Formula de la velocidad inicial. Ecuación de Michaelis-Menten, la ecuación de una hipérbola. Representa la relación entre la velocidad inicial (vo) y la concentración de sustrato. Permite, conociendo los valores de Km y Vmax, predecir la velocidad de una reacción para cualquier [S]
Nos permite obtener los parámetros cinéticos que definen a cualquier enzima (Vmax y Kcatalítica y Km).
Supuestos explicados
Sólo se estudian velocidades iniciales, donde la concentración de productos es muy pequeña. Por lo que la formación del complejo enzima−sustrato solo depende de una constante de velocidad.
- La concentración del complejo enzima−sustrato permanece constante.

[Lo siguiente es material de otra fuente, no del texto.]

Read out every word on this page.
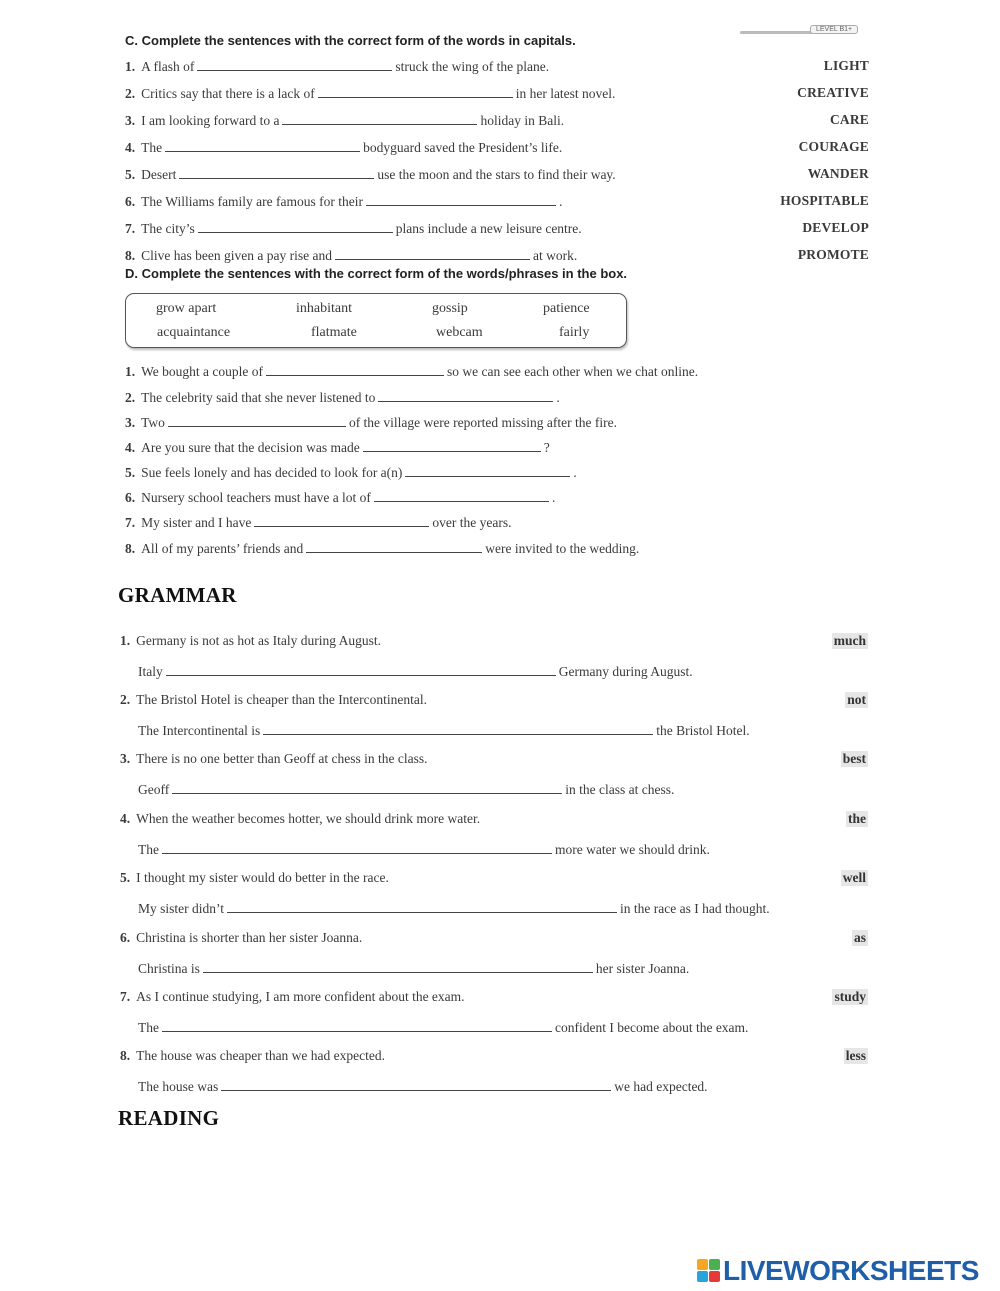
LEVEL B1+
C. Complete the sentences with the correct form of the words in capitals.
1. A flash of	struck the wing of the plane.	LIGHT
2. Critics say that there is a lack of	in her latest novel.	CREATIVE
3. I am looking forward to a	holiday in Bali.	CARE
4. The	bodyguard saved the President’s life.	COURAGE
5. Desert	use the moon and the stars to find their way.	WANDER
6. The Williams family are famous for their	.	HOSPITABLE
7. The city’s	plans include a new leisure centre.	DEVELOP
8. Clive has been given a pay rise and	at work.	PROMOTE
D. Complete the sentences with the correct form of the words/phrases in the box.
grow apart	inhabitant	gossip	patience
acquaintance	flatmate	webcam	fairly
1. We bought a couple of	so we can see each other when we chat online.
2. The celebrity said that she never listened to	.
3. Two	of the village were reported missing after the fire.
4. Are you sure that the decision was made	?
5. Sue feels lonely and has decided to look for a(n)	.
6. Nursery school teachers must have a lot of	.
7. My sister and I have	over the years.
8. All of my parents’ friends and	were invited to the wedding.
GRAMMAR
1. Germany is not as hot as Italy during August.	much
Italy	Germany during August.
2. The Bristol Hotel is cheaper than the Intercontinental.	not
The Intercontinental is	the Bristol Hotel.
3. There is no one better than Geoff at chess in the class.	best
Geoff	in the class at chess.
4. When the weather becomes hotter, we should drink more water.	the
The	more water we should drink.
5. I thought my sister would do better in the race.	well
My sister didn’t	in the race as I had thought.
6. Christina is shorter than her sister Joanna.	as
Christina is	her sister Joanna.
7. As I continue studying, I am more confident about the exam.	study
The	confident I become about the exam.
8. The house was cheaper than we had expected.	less
The house was	we had expected.
READING
LIVEWORKSHEETS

- La concentración de sustrato es mucho mayor que la concentración de enzima.
La velocidad máxima (v max) es una constante a una concentración concreta y constante de enzima, de manera que,
si tenemos el doble de concentración, la velocidad se duplicará.
Es la asíntota a una elevada concentración de sustrato. Las unidades se expresan en concentración/tiempo.
Vmax: es constante a una [E] fija, se mide en concentración/tiempo
U es la cantidad de enzima que transforma 1 micromol de sustrato por minuto. La actividad específica es U/mg de
proteína, es decir, micromol/min/mg prot.
U = cantidad de E que transforma 1 micromol de S por minuto)
Actividad específica: U/mg de proteína, micromol/min/mg prot
Kcat es una constante catalítica. Nos da una medida de la actividad catalítica potencial máximo del enzima, como del
número de moléculas transformadas por centro activo y por unidad de tiempo.
Kcat: constante catalítica o número de recambio, equivale a la constante de velocidad k3 para la descomposición de ES en producto. Siempre suponemos la saturación de la enzima.
V= Vmax = k3 ·[Et] →kcat = k3 = Vmax / [Et]
Km es la concentración de sustrato que determina una velocidad inicial igual a la mitad de la Velocidad máxima. Es la constante de disociación aparente del complejo enzima−sustrato. Tiene unidades de concentración.
Es un parámetro fijo del enzima para un sustrato concreto en condiciones definidas de pH y temperatura.
Km: concentración de sustrato que determina una Vo mitad de la Vmáx (se mide en unidades de concentración). Es la constante de disociación aparente del complejo ES. Es un parámetro fijo de E para un S en condiciones definidas de pH y Temperatura.
Independiente de [E]. Km = (k2+k3) /k1= ([E]•[S]) /[ES]
- Se suele emplear para definir la afinidad del E por S, sólo es válido si k3«_space;k2 Cuanta más baja sea Km, mayor afinidad.
- Se suele emplear el cociente kcat/Km, llamado constante de especificidad, para comparar la eficiencia catalítica de distintas enzimas.